Thursday, July 24, 2014

You're Mine

I wish I could see you tonight.

I wish I could bring you home and have you sprawl on the only proper couch in our living room. You would take a selfie while I was preparing our drinks and you'd play some of your music (because you hate mine) and we'd smoke a lot and then we'd get drunk, no, tipsy, and after a couple of hours you'd start to lie your head back on the couch and sing and rap and that's the sign for me that you're finally drunk. Though the truth is, it's hard for me to tell when you are really drunk because you always seem to be in control all the time. I tried to tell you that the last time you were here but I got sidetracked. You always could distract me, you know.

And it's really strange because we've met so many times already but we haven't had sex yet. Over the years I've met many guys, and we always ended up doing it, one way or another. When I bring you home, we just talk, that's all. And that's very strange, in my book. Well maybe I'd hug you before you leave and always, always you'd find a reason to untangle yourself from my arms and the next thing I know you're already outside the door, impatient to go. I enjoy those brief moments that I have you in my arms, you know. I enjoy them very much. Something about them just feels right somehow.

I often wonder what we are, you know. Although I think that from your actions that it never had been a question for you. I'm just a friend, that's all. A friend you have been spending a considerable part of your time with lately. A friend you can talk to about your interests because I share them. A friend, like you said, who has at least a semblance of depth.

I knew that at first, I was rushing us into a romantic direction. I kept dropping hints left and right. I kept baiting you.

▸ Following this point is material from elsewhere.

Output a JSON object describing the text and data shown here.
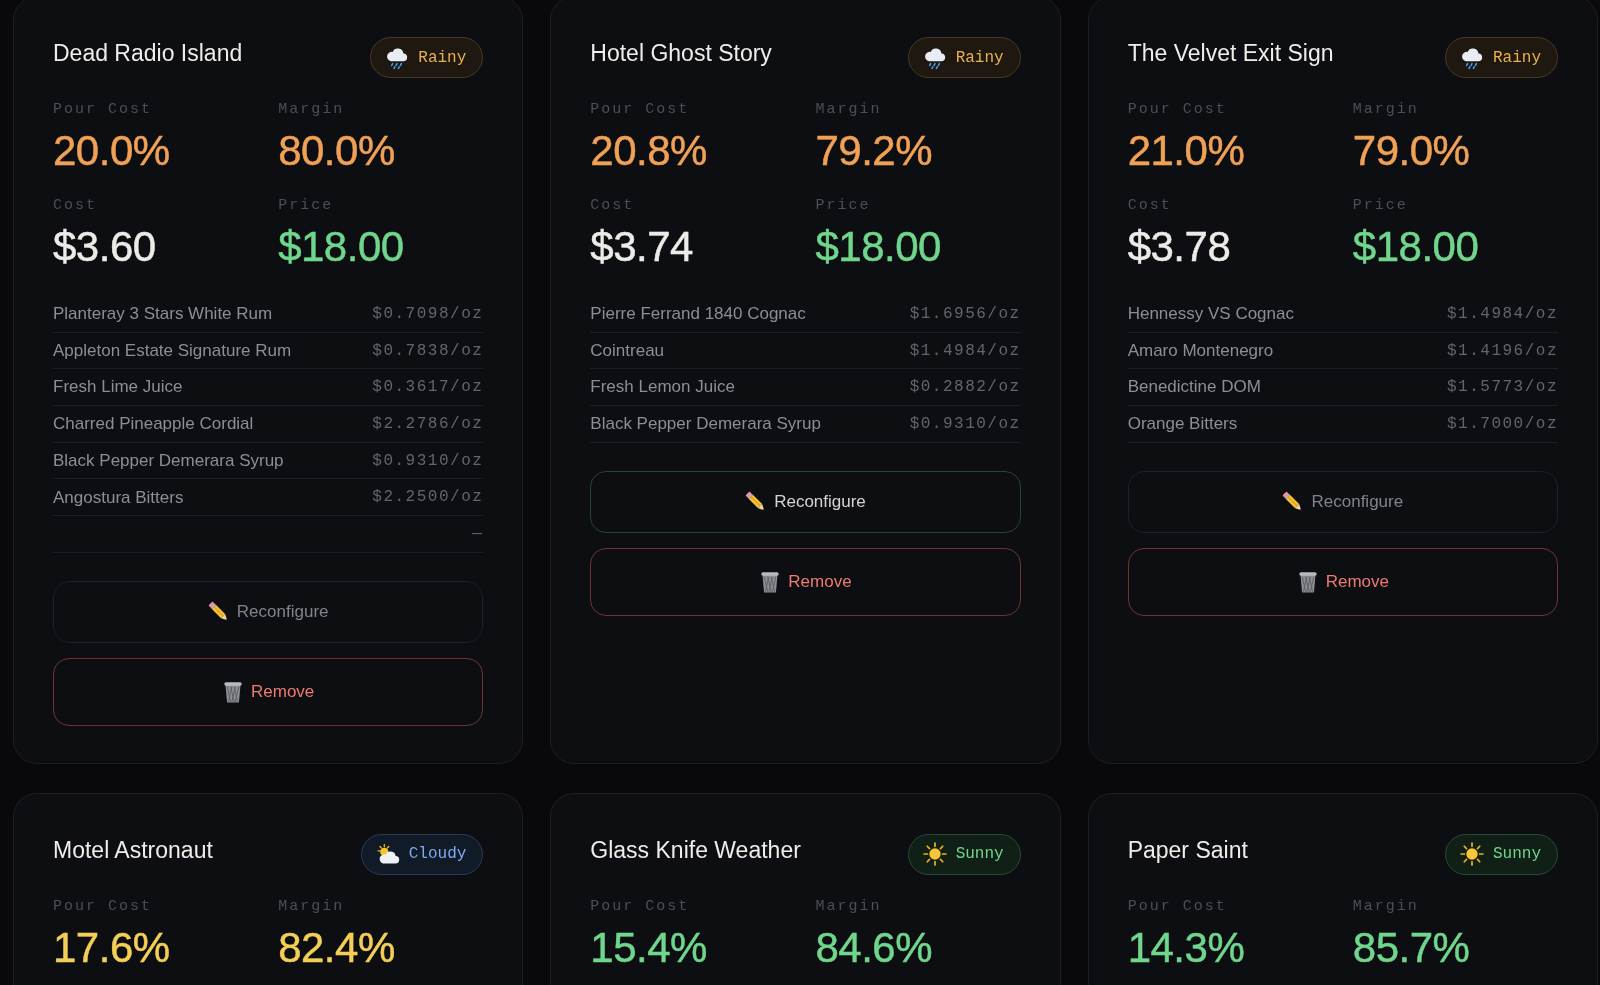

Well, it's because that is what I am looking for now. I'm looking for a boyfriend. But after a while, I kinda mellowed out since you were not responding. At first I thought that you were just not that way. You were not romantic. You were not sentimental. While I am the King of Melodrama (like you said). That got me really worried at first because we were too different and I knew we'd get in trouble sooner or later.

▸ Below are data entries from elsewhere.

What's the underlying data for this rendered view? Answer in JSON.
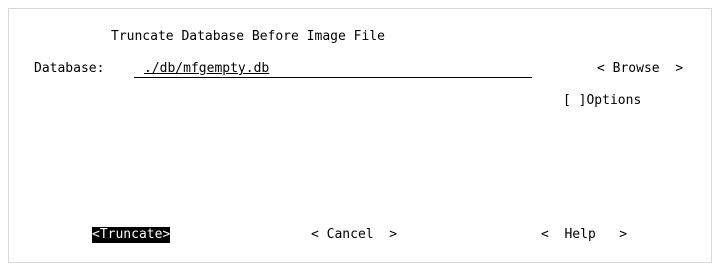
{
  "dialog": {
    "title": "Truncate Database Before Image File",
    "database_label": "Database:",
    "database_value": "./db/mfgempty.db",
    "browse_button": "< Browse  >",
    "options_checkbox": "[ ]Options"
  },
  "buttons": {
    "truncate": "<Truncate>",
    "cancel": "< Cancel  >",
    "help": "<  Help   >"
  }
}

But I took all of that in stride and I adapted. I followed your advice. You've always said that I tend to overcomplicate things so I won't think about it anymore. At least, not very much. I'd take whatever happens. To us.

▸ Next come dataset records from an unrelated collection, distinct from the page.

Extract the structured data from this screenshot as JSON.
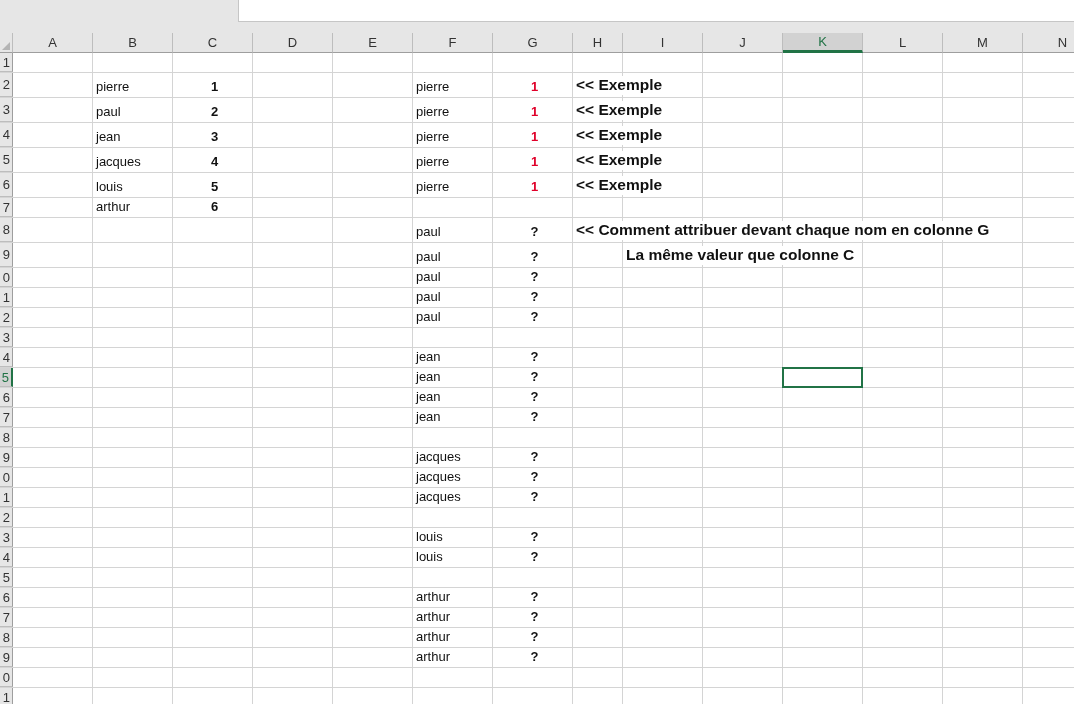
{
  "columns": [
    {
      "label": "A",
      "selected": false
    },
    {
      "label": "B",
      "selected": false
    },
    {
      "label": "C",
      "selected": false
    },
    {
      "label": "D",
      "selected": false
    },
    {
      "label": "E",
      "selected": false
    },
    {
      "label": "F",
      "selected": false
    },
    {
      "label": "G",
      "selected": false
    },
    {
      "label": "H",
      "selected": false
    },
    {
      "label": "I",
      "selected": false
    },
    {
      "label": "J",
      "selected": false
    },
    {
      "label": "K",
      "selected": true
    },
    {
      "label": "L",
      "selected": false
    },
    {
      "label": "M",
      "selected": false
    },
    {
      "label": "N",
      "selected": false
    }
  ],
  "rows": [
    {
      "number": "1",
      "selected": false
    },
    {
      "number": "2",
      "selected": false,
      "cells": {
        "B": {
          "text": "pierre",
          "kind": "name"
        },
        "C": {
          "text": "1",
          "kind": "number"
        },
        "F": {
          "text": "pierre",
          "kind": "name"
        },
        "G": {
          "text": "1",
          "kind": "example"
        },
        "H": {
          "text": "<< Exemple",
          "kind": "note"
        }
      }
    },
    {
      "number": "3",
      "selected": false,
      "cells": {
        "B": {
          "text": "paul",
          "kind": "name"
        },
        "C": {
          "text": "2",
          "kind": "number"
        },
        "F": {
          "text": "pierre",
          "kind": "name"
        },
        "G": {
          "text": "1",
          "kind": "example"
        },
        "H": {
          "text": "<< Exemple",
          "kind": "note"
        }
      }
    },
    {
      "number": "4",
      "selected": false,
      "cells": {
        "B": {
          "text": "jean",
          "kind": "name"
        },
        "C": {
          "text": "3",
          "kind": "number"
        },
        "F": {
          "text": "pierre",
          "kind": "name"
        },
        "G": {
          "text": "1",
          "kind": "example"
        },
        "H": {
          "text": "<< Exemple",
          "kind": "note"
        }
      }
    },
    {
      "number": "5",
      "selected": false,
      "cells": {
        "B": {
          "text": "jacques",
          "kind": "name"
        },
        "C": {
          "text": "4",
          "kind": "number"
        },
        "F": {
          "text": "pierre",
          "kind": "name"
        },
        "G": {
          "text": "1",
          "kind": "example"
        },
        "H": {
          "text": "<< Exemple",
          "kind": "note"
        }
      }
    },
    {
      "number": "6",
      "selected": false,
      "cells": {
        "B": {
          "text": "louis",
          "kind": "name"
        },
        "C": {
          "text": "5",
          "kind": "number"
        },
        "F": {
          "text": "pierre",
          "kind": "name"
        },
        "G": {
          "text": "1",
          "kind": "example"
        },
        "H": {
          "text": "<< Exemple",
          "kind": "note"
        }
      }
    },
    {
      "number": "7",
      "selected": false,
      "cells": {
        "B": {
          "text": "arthur",
          "kind": "name"
        },
        "C": {
          "text": "6",
          "kind": "number"
        }
      }
    },
    {
      "number": "8",
      "selected": false,
      "cells": {
        "F": {
          "text": "paul",
          "kind": "name"
        },
        "G": {
          "text": "?",
          "kind": "number"
        },
        "H": {
          "text": "<< Comment attribuer devant chaque nom en colonne G",
          "kind": "note"
        }
      }
    },
    {
      "number": "9",
      "selected": false,
      "cells": {
        "F": {
          "text": "paul",
          "kind": "name"
        },
        "G": {
          "text": "?",
          "kind": "number"
        },
        "I": {
          "text": "La même valeur que colonne C",
          "kind": "note"
        }
      }
    },
    {
      "number": "0",
      "selected": false,
      "cells": {
        "F": {
          "text": "paul",
          "kind": "name"
        },
        "G": {
          "text": "?",
          "kind": "number"
        }
      }
    },
    {
      "number": "1",
      "selected": false,
      "cells": {
        "F": {
          "text": "paul",
          "kind": "name"
        },
        "G": {
          "text": "?",
          "kind": "number"
        }
      }
    },
    {
      "number": "2",
      "selected": false,
      "cells": {
        "F": {
          "text": "paul",
          "kind": "name"
        },
        "G": {
          "text": "?",
          "kind": "number"
        }
      }
    },
    {
      "number": "3",
      "selected": false
    },
    {
      "number": "4",
      "selected": false,
      "cells": {
        "F": {
          "text": "jean",
          "kind": "name"
        },
        "G": {
          "text": "?",
          "kind": "number"
        }
      }
    },
    {
      "number": "5",
      "selected": true,
      "cells": {
        "F": {
          "text": "jean",
          "kind": "name"
        },
        "G": {
          "text": "?",
          "kind": "number"
        }
      }
    },
    {
      "number": "6",
      "selected": false,
      "cells": {
        "F": {
          "text": "jean",
          "kind": "name"
        },
        "G": {
          "text": "?",
          "kind": "number"
        }
      }
    },
    {
      "number": "7",
      "selected": false,
      "cells": {
        "F": {
          "text": "jean",
          "kind": "name"
        },
        "G": {
          "text": "?",
          "kind": "number"
        }
      }
    },
    {
      "number": "8",
      "selected": false
    },
    {
      "number": "9",
      "selected": false,
      "cells": {
        "F": {
          "text": "jacques",
          "kind": "name"
        },
        "G": {
          "text": "?",
          "kind": "number"
        }
      }
    },
    {
      "number": "0",
      "selected": false,
      "cells": {
        "F": {
          "text": "jacques",
          "kind": "name"
        },
        "G": {
          "text": "?",
          "kind": "number"
        }
      }
    },
    {
      "number": "1",
      "selected": false,
      "cells": {
        "F": {
          "text": "jacques",
          "kind": "name"
        },
        "G": {
          "text": "?",
          "kind": "number"
        }
      }
    },
    {
      "number": "2",
      "selected": false
    },
    {
      "number": "3",
      "selected": false,
      "cells": {
        "F": {
          "text": "louis",
          "kind": "name"
        },
        "G": {
          "text": "?",
          "kind": "number"
        }
      }
    },
    {
      "number": "4",
      "selected": false,
      "cells": {
        "F": {
          "text": "louis",
          "kind": "name"
        },
        "G": {
          "text": "?",
          "kind": "number"
        }
      }
    },
    {
      "number": "5",
      "selected": false
    },
    {
      "number": "6",
      "selected": false,
      "cells": {
        "F": {
          "text": "arthur",
          "kind": "name"
        },
        "G": {
          "text": "?",
          "kind": "number"
        }
      }
    },
    {
      "number": "7",
      "selected": false,
      "cells": {
        "F": {
          "text": "arthur",
          "kind": "name"
        },
        "G": {
          "text": "?",
          "kind": "number"
        }
      }
    },
    {
      "number": "8",
      "selected": false,
      "cells": {
        "F": {
          "text": "arthur",
          "kind": "name"
        },
        "G": {
          "text": "?",
          "kind": "number"
        }
      }
    },
    {
      "number": "9",
      "selected": false,
      "cells": {
        "F": {
          "text": "arthur",
          "kind": "name"
        },
        "G": {
          "text": "?",
          "kind": "number"
        }
      }
    },
    {
      "number": "0",
      "selected": false
    },
    {
      "number": "1",
      "selected": false
    }
  ]
}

I remember that time when we were at home and I moved much closer to you than usual. And the next thing I knew I was holding your hand. I half-expected that you'd pull it away but you didn't. And I wanted to kiss you right then and there but it was really late and your Mom was calling you and it was time for you to go.

It isn't always like that though. Not all of our nights were great. Some nights I walk home asking myself why I even bothered seeing you. Especially when you get to ignoring me much more than usual. Or when your actions are much more confusing than usual. But somehow, the next time you text or call me, all is hastily forgiven and I'd be ready to go.

Sometimes I think that we're both playing this game where the one who falls for the other first loses. And it is obvious that I am in much greater danger of losing than you are. But then, the possibility of losing doesn't faze me anymore. That doesn't matter much really. I'm not playing this game to win your hand. I'm playing it just to be with you.

Sometimes I wish I could just let go, you know. That we could just both let go and be done with these safety nets and walls. I wish I could tell you these things when you are here, preferably in my arms, with you leaning on me. With the dim yellow lights and a suitably slow song playing warmly washing over us. I wish I could whisper in your ear: "I just wanna say you're mine, you're mine. Fuck what you heard, you're mine, you're mine. I just wanna say you're mine, you're mine..."

But tonight you're not here. So for now, I'd just sing to myself while sitting in your couch, wishing that I could see you tonight.